Laparoscopic sterilisation is a method of female contraception. The fallopian tubes are blocked or sealed to prevent eggs from reaching the sperm. The eggs continue to be released from the ovaries but they are then naturally absorbed into the woman’s body.
Laparoscopy is the usual method of female sterilisation. Clips, rings or tying and cutting the fallopian tubes can block them.
Hysteroscopic sterilisation is an alternative method of female sterilisation. It uses a hysteroscope to insert a piece of titanium metal into your fallopian tubes. The fallopian tubes then form scar tissue around the metal and block the tube over time.
Hormone replacement therapy (HRT) is used to relieve symptoms of the menopause (when a woman stops having periods. Her menstrual cycle stops and her ovaries permanently stop releasing eggs). Women go through the menopause usually between the ages of 40 and 58 years.
As a woman moves into the menopause she may experience symptoms including: hot flushes, night sweats, disturbed sleep, mood changes, vaginal dryness and a reduced sex drive.
These symptoms are brought about because of a drop in the blood level of the oestrogen hormone as a woman approaches the menopause. HRT replenishes the oestrogen hormones and the symptoms are reduced.
Treatment for miscarriage
A miscarriage is the unexpected loss of a pregnancy in the first 23 weeks. It’s a very distressing time as the loss of the baby is grieved. However, most women go on to have a successful pregnancy in the future after a miscarriage.

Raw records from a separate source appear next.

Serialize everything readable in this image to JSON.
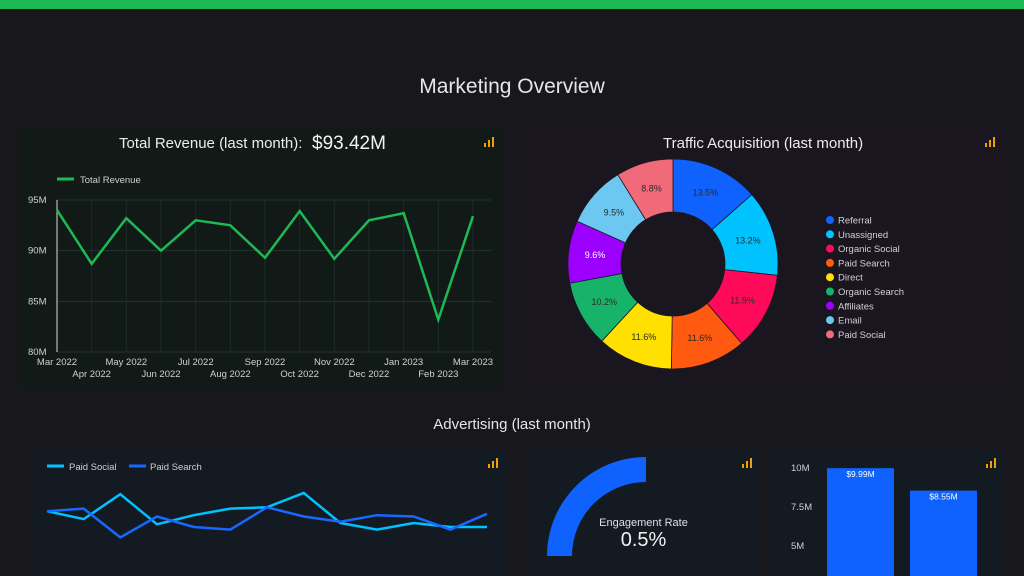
{
  "page": {
    "title": "Marketing Overview"
  },
  "revenue_card": {
    "title": "Total Revenue (last month):",
    "value": "$93.42M",
    "legend": "Total Revenue",
    "chart_data": {
      "type": "line",
      "x": [
        "Mar 2022",
        "Apr 2022",
        "May 2022",
        "Jun 2022",
        "Jul 2022",
        "Aug 2022",
        "Sep 2022",
        "Oct 2022",
        "Nov 2022",
        "Dec 2022",
        "Jan 2023",
        "Feb 2023",
        "Mar 2023"
      ],
      "series": [
        {
          "name": "Total Revenue",
          "values": [
            94.0,
            88.7,
            93.2,
            90.0,
            93.0,
            92.5,
            89.3,
            93.9,
            89.2,
            93.0,
            93.7,
            83.2,
            93.4
          ],
          "color": "#1db954"
        }
      ],
      "yticks": [
        "95M",
        "90M",
        "85M",
        "80M"
      ],
      "ylim": [
        80,
        95
      ],
      "grid": true,
      "legend": "top-left"
    }
  },
  "traffic_card": {
    "title": "Traffic Acquisition (last month)",
    "chart_data": {
      "type": "pie",
      "donut": true,
      "labels": [
        "Referral",
        "Unassigned",
        "Organic Social",
        "Paid Search",
        "Direct",
        "Organic Search",
        "Affiliates",
        "Email",
        "Paid Social"
      ],
      "values": [
        13.5,
        13.2,
        11.9,
        11.6,
        11.6,
        10.2,
        9.6,
        9.5,
        8.8
      ],
      "value_labels": [
        "13.5%",
        "13.2%",
        "11.9%",
        "11.6%",
        "11.6%",
        "10.2%",
        "9.6%",
        "9.5%",
        "8.8%"
      ],
      "colors": [
        "#0f62fe",
        "#00c2ff",
        "#ff0a5a",
        "#ff5a0f",
        "#ffe000",
        "#18b36a",
        "#9b00ff",
        "#6cc8f0",
        "#f06a7a"
      ],
      "legend": "right"
    }
  },
  "advertising": {
    "title": "Advertising (last month)",
    "lines_card": {
      "chart_data": {
        "type": "line",
        "series": [
          {
            "name": "Paid Social",
            "values": [
              6.0,
              5.4,
              7.3,
              5.0,
              5.7,
              6.2,
              6.3,
              7.4,
              5.1,
              4.6,
              5.1,
              4.8,
              4.8
            ],
            "color": "#00c2ff"
          },
          {
            "name": "Paid Search",
            "values": [
              6.0,
              6.2,
              4.0,
              5.6,
              4.8,
              4.6,
              6.3,
              5.6,
              5.2,
              5.7,
              5.6,
              4.6,
              5.8
            ],
            "color": "#1868ff"
          }
        ],
        "legend": "top-left"
      }
    },
    "engagement_card": {
      "label": "Engagement Rate",
      "value": "0.5%",
      "fraction": 0.5
    },
    "bar_card": {
      "chart_data": {
        "type": "bar",
        "values": [
          9.99,
          8.55
        ],
        "value_labels": [
          "$9.99M",
          "$8.55M"
        ],
        "yticks": [
          "10M",
          "7.5M",
          "5M"
        ],
        "color": "#0f62fe"
      }
    }
  },
  "colors": {
    "accent": "#1db954",
    "background": "#17171c",
    "icon": "#f0a000"
  },
  "icons": {
    "card_menu": "bar-chart-icon"
  }
}
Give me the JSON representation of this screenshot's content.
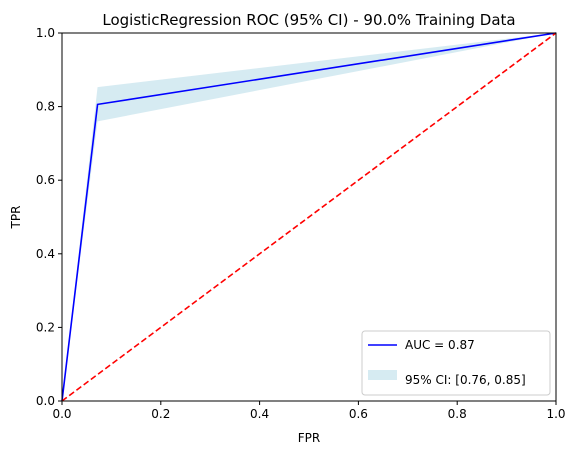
{
  "chart_data": {
    "type": "line",
    "title": "LogisticRegression ROC (95% CI) - 90.0% Training Data",
    "xlabel": "FPR",
    "ylabel": "TPR",
    "xlim": [
      0.0,
      1.0
    ],
    "ylim": [
      0.0,
      1.0
    ],
    "xticks": [
      "0.0",
      "0.2",
      "0.4",
      "0.6",
      "0.8",
      "1.0"
    ],
    "yticks": [
      "0.0",
      "0.2",
      "0.4",
      "0.6",
      "0.8",
      "1.0"
    ],
    "grid": false,
    "legend_position": "lower-right",
    "series": [
      {
        "name": "AUC = 0.87",
        "color": "#0000ff",
        "x": [
          0.0,
          0.072,
          1.0
        ],
        "y": [
          0.0,
          0.806,
          1.0
        ]
      },
      {
        "name": "",
        "color": "#ff0000",
        "dashed": true,
        "x": [
          0.0,
          1.0
        ],
        "y": [
          0.0,
          1.0
        ]
      }
    ],
    "ci_band": {
      "name": "95% CI: [0.76, 0.85]",
      "color": "#add8e6",
      "x": [
        0.0,
        0.072,
        1.0
      ],
      "lower": [
        0.0,
        0.76,
        1.0
      ],
      "upper": [
        0.0,
        0.853,
        1.0
      ]
    }
  }
}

Most early miscarriages are the result of a problem with the baby’s genetic material (chromosomes) that causes the baby to not develop normally. The reason for later or recurrent miscarriages may not be known but may be linked to age and health including diabetes, thyroid problems, immune system issues, fibroids, blood clot conditions, reproductive system problems, infection and cancer treatment.
Often following a miscarriage there’s pregnancy tissue left in your womb and this is known as an incomplete miscarriage. You may choose to wait for it to pass naturally, take medication that opens your cervix and allows the tissue to pass or have it surgically taken away.
Stress incontinence treatment
Stress incontinence is when you leak urine due to an increase in pressure on the bladder. For example, when you cough, laugh, sneeze or exercise. It’s the most common type of incontinence and happens when the pelvic floor muscles that support the bladder are weakened.
It’s often caused by childbirth. Ageing and obesity are also linked to stress incontinence. It can occur in men who’ve had prostate cancer treatments.
The first-line treatment is the strengthening of the pelvic floor muscles with pelvic floor exercises. Medicines may help the muscles around the urethra to contract more strongly. If these aren’t successful surgery will be recommended.
There are various surgical options: tension-free vaginal tape (TVT) procedure (women only - tape is used to support the urethra and bladder neck), sling procedure (sling supports your bladder neck and urethra), colposuspension (women only – laparoscopic or open surgery lifts the tissues between your bladder and urethra) and artificial urinary sphincter (replacement urinary sphincter).